Tian Liyan, Guo Qingjun, Zhu Yongguan, He Huijun, Lang Yunchao, Hu Jian, Zhang Han, Wei Rongfei, Han Xiaokun, Peters Marc, Yang Junxing
Center for Environmental Remediation, Institute of Geographic Sciences and Natural Resources Research, Chinese Academy of Sciences, 11A Datun Road, Chaoyang District, Beijing, 100101, China.
University of Chinese Academy of Sciences, Beijing, 100039, China.
Environ Sci Pollut Res Int. 2016 Dec;23(23):23406-23414. doi: 10.1007/s11356-016-7482-7. Epub 2016 Sep 9.
Phosphorus (P) in agricultural ecosystems is an essential and limited element for plants and microorganisms. However, environmental problems caused by P accumulation as well as by P loss have become more and more serious. Oxygen isotopes of phosphate can trace the sources, migration, and transformation of P in agricultural soils. In order to use the isotopes of phosphate oxygen, appropriate extraction and purification methods for inorganic phosphate from soils are necessary. Here, we combined two different methods to analyze the oxygen isotopic composition of inorganic phosphate (δO) from chemical fertilizers and different fractions (Milli-Q water, 0.5 mol L NaHCO (pH = 8.5), 0.1 mol L NaOH and 1 mol L HCl) of agricultural soils from the Beijing area. The δO results of the water extracts and NaHCO extracts in most samples were close to the calculated equilibrium value. These phenomena can be explained by rapid P cycling in soils and the influence of chemical fertilizers. The δO value of the water extracts and NaHCO extracts in some soil samples below the equilibrium value may be caused by the hydrolysis of organic P fractions mediated by extracellular enzymes. The δO values of the NaOH extracts were above the calculated equilibrium value reflecting the balance state between microbial uptake of phosphate and the release of intracellular phosphate back to the soil. The HCl extracts with the lowest δO values and highest phosphate concentrations indicated that the HCl fraction was affected by microbial activity. Hence, these δO values likely reflected the oxygen isotopic values of the parent materials. The results suggested that phosphate oxygen isotope analyses could be an effective tool in order to trace phosphate sources, transformation processes, and its utilization by microorganisms in agricultural soils.
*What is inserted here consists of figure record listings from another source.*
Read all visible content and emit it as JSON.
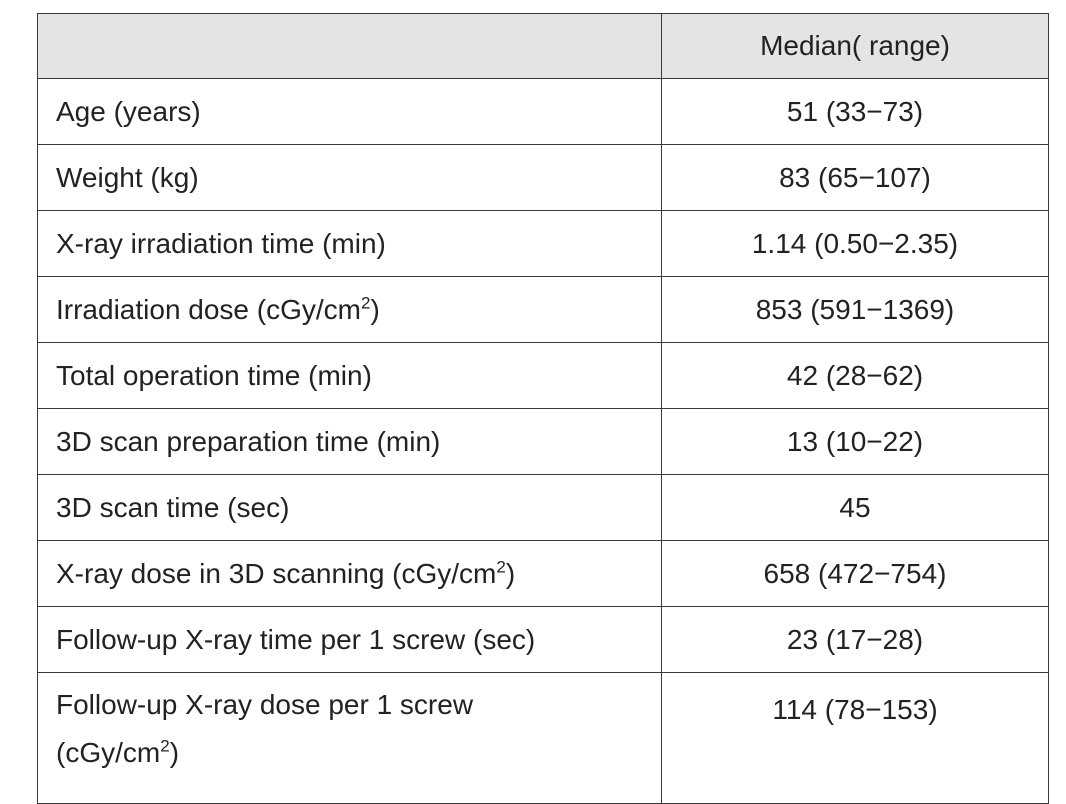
{
  "table": {
    "header": [
      "",
      "Median( range)"
    ],
    "rows": [
      {
        "label": "Age (years)",
        "sup": "",
        "suffix": "",
        "value": "51 (33−73)"
      },
      {
        "label": "Weight (kg)",
        "sup": "",
        "suffix": "",
        "value": "83 (65−107)"
      },
      {
        "label": "X-ray irradiation time (min)",
        "sup": "",
        "suffix": "",
        "value": "1.14 (0.50−2.35)"
      },
      {
        "label": "Irradiation dose (cGy/cm",
        "sup": "2",
        "suffix": ")",
        "value": "853 (591−1369)"
      },
      {
        "label": "Total operation time (min)",
        "sup": "",
        "suffix": "",
        "value": "42 (28−62)"
      },
      {
        "label": "3D scan preparation time (min)",
        "sup": "",
        "suffix": "",
        "value": "13 (10−22)"
      },
      {
        "label": "3D scan time (sec)",
        "sup": "",
        "suffix": "",
        "value": "45"
      },
      {
        "label": "X-ray dose in 3D scanning (cGy/cm",
        "sup": "2",
        "suffix": ")",
        "value": "658 (472−754)"
      },
      {
        "label": "Follow-up X-ray time per 1 screw (sec)",
        "sup": "",
        "suffix": "",
        "value": "23 (17−28)"
      },
      {
        "label": "Follow-up X-ray dose per 1 screw (cGy/cm",
        "sup": "2",
        "suffix": ")",
        "value": "114 (78−153)"
      }
    ]
  }
}
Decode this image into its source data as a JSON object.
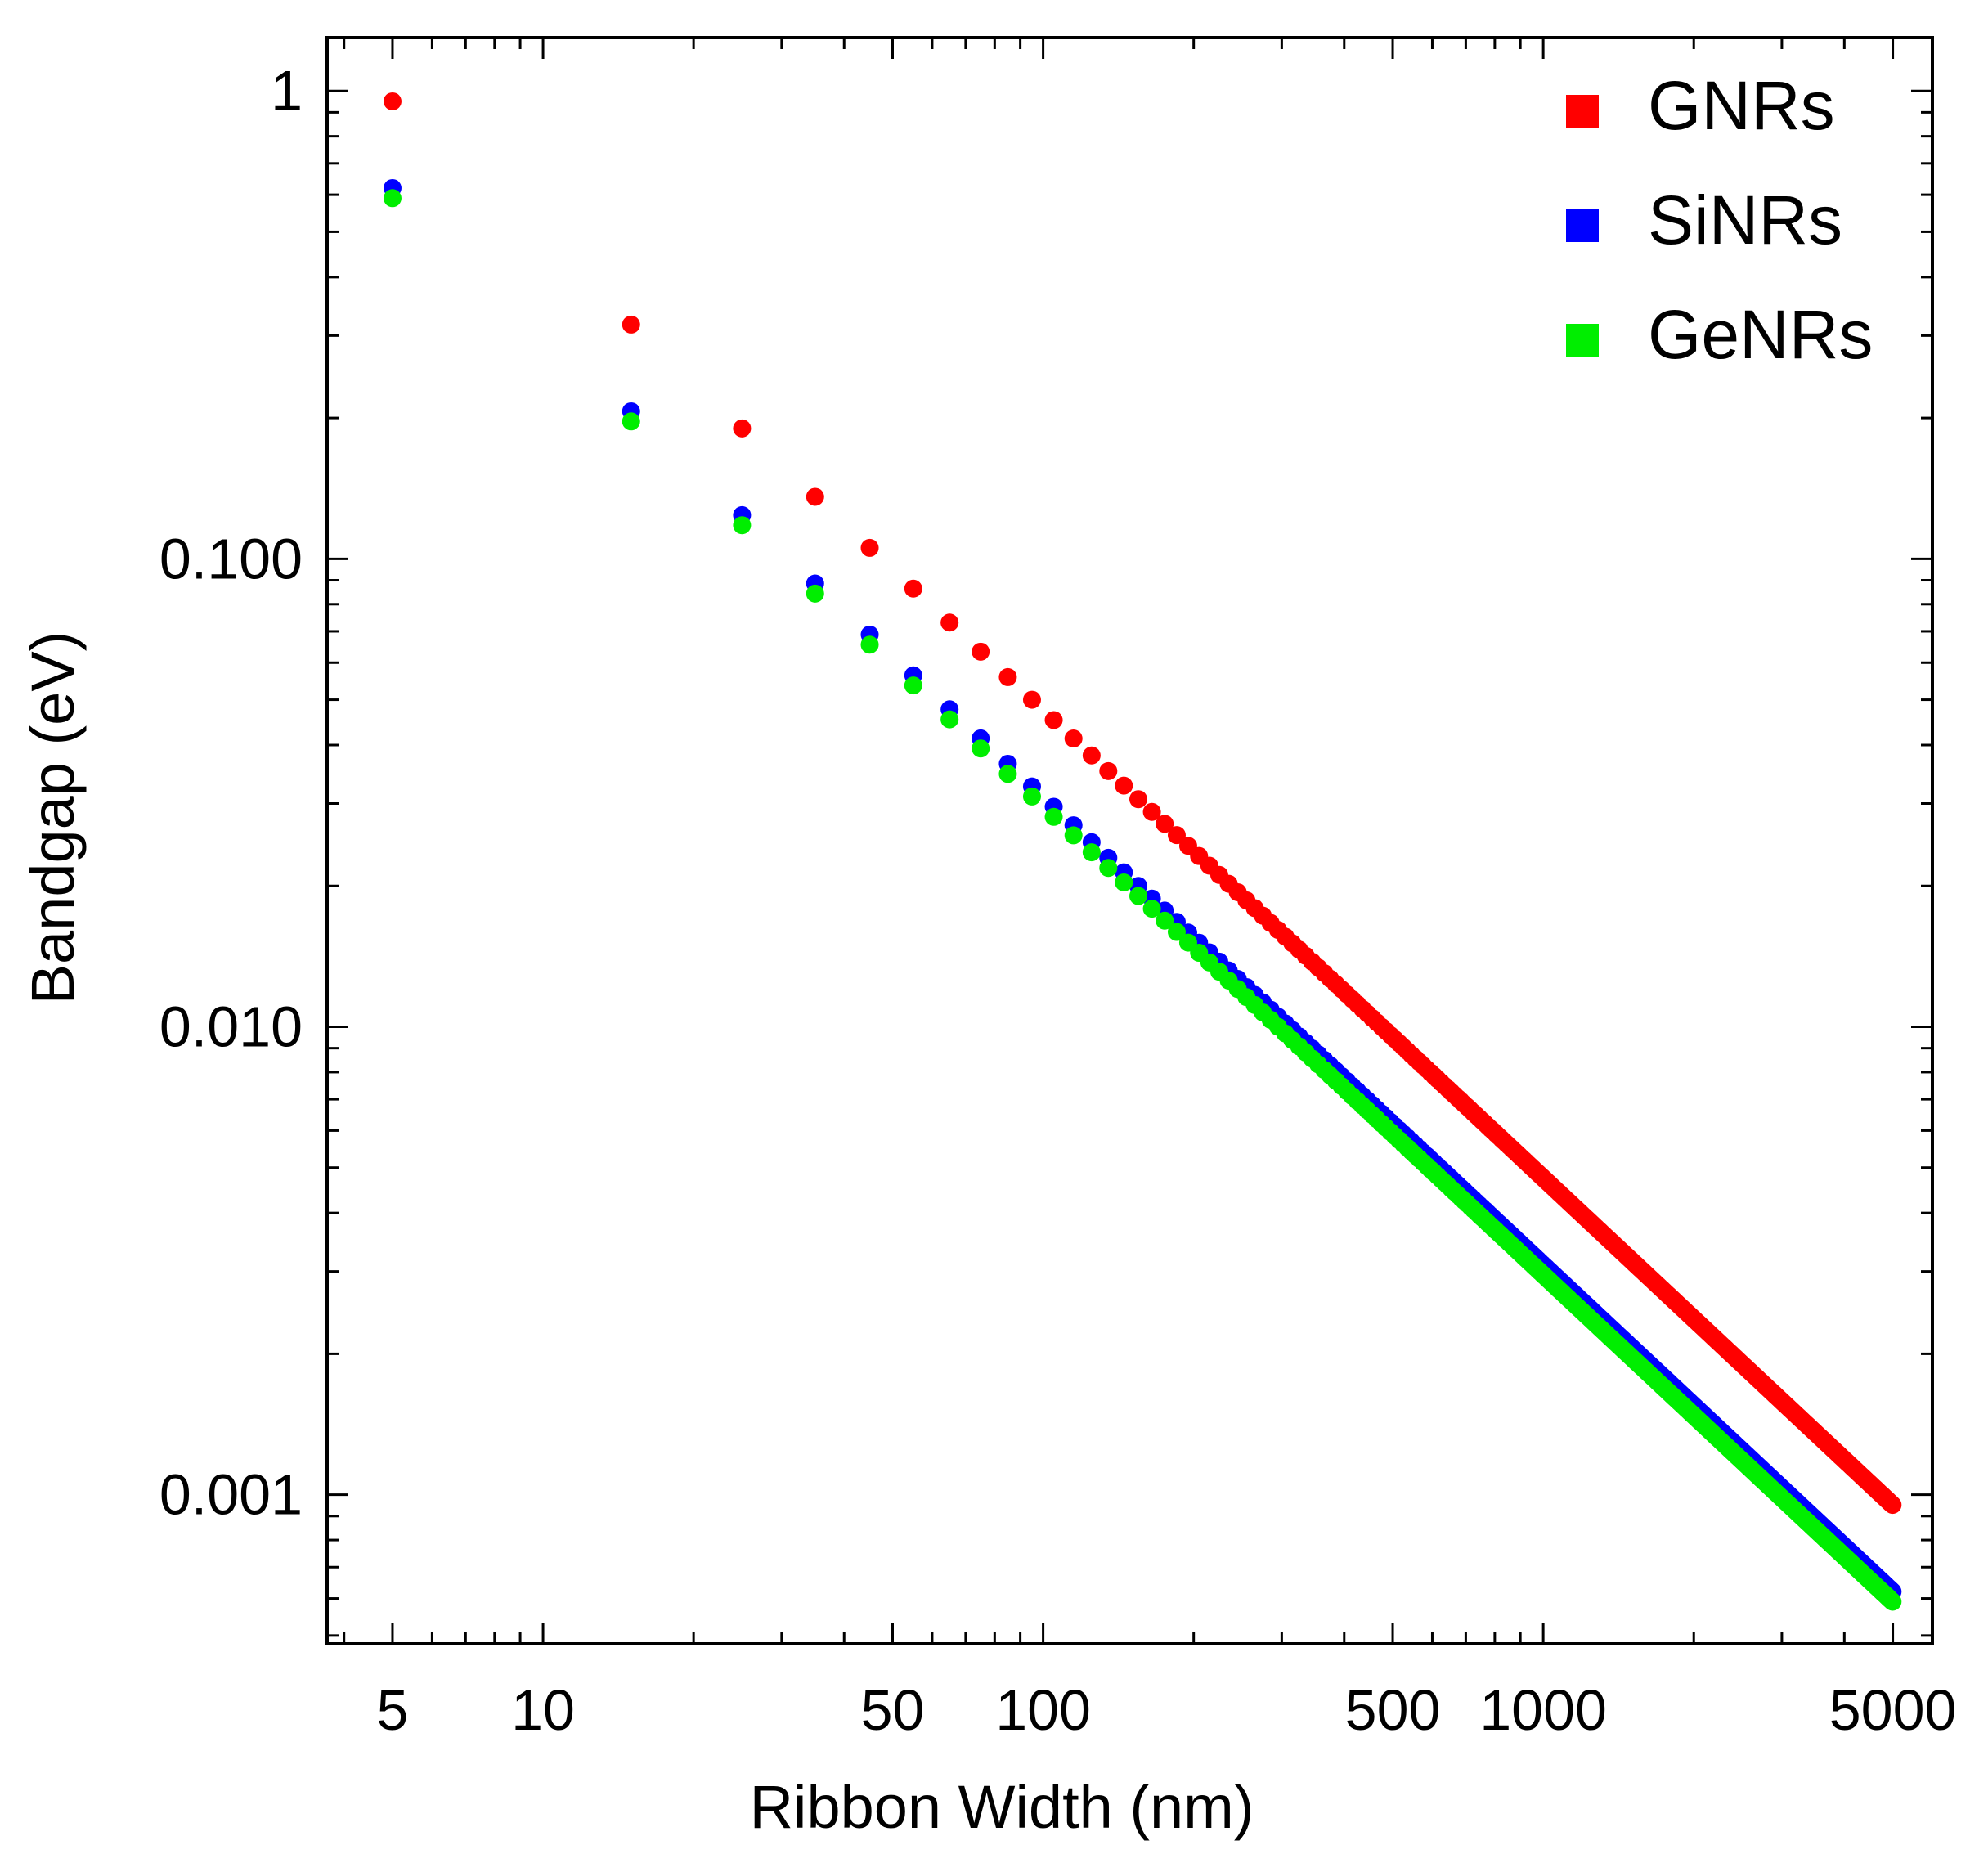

农业生态系统中的磷(P)是植物和微生物所必需的有限元素。然而,磷积累以及磷流失所引发的环境问题已变得越来越严重。磷酸盐的氧同位素能够追踪农业土壤中磷的来源、迁移和转化。为了利用磷酸盐氧同位素,需要有合适的从土壤中提取和纯化无机磷酸盐的方法。在此,我们结合两种不同方法来分析来自化肥以及北京地区农业土壤不同组分(超纯水、0.5 mol/L NaHCO(pH = 8.5)、0.1 mol/L NaOH和1 mol/L HCl)的无机磷酸盐的氧同位素组成(δO)。大多数样品中水提取物和NaHCO提取物的δO结果接近计算出的平衡值。这些现象可以通过土壤中快速的磷循环以及化肥的影响来解释。一些土壤样品中水提取物和NaHCO提取物的δO值低于平衡值,可能是由细胞外酶介导的有机磷组分水解所致。NaOH提取物的δO值高于计算出的平衡值,反映了微生物对磷酸盐的吸收与细胞内磷酸盐释放回土壤之间的平衡状态。δO值最低且磷酸盐浓度最高的HCl提取物表明HCl组分受微生物活动影响。因此,这些δO值可能反映了母质的氧同位素值。结果表明,磷酸盐氧同位素分析可能是追踪农业土壤中磷酸盐来源、转化过程及其被微生物利用情况的有效工具。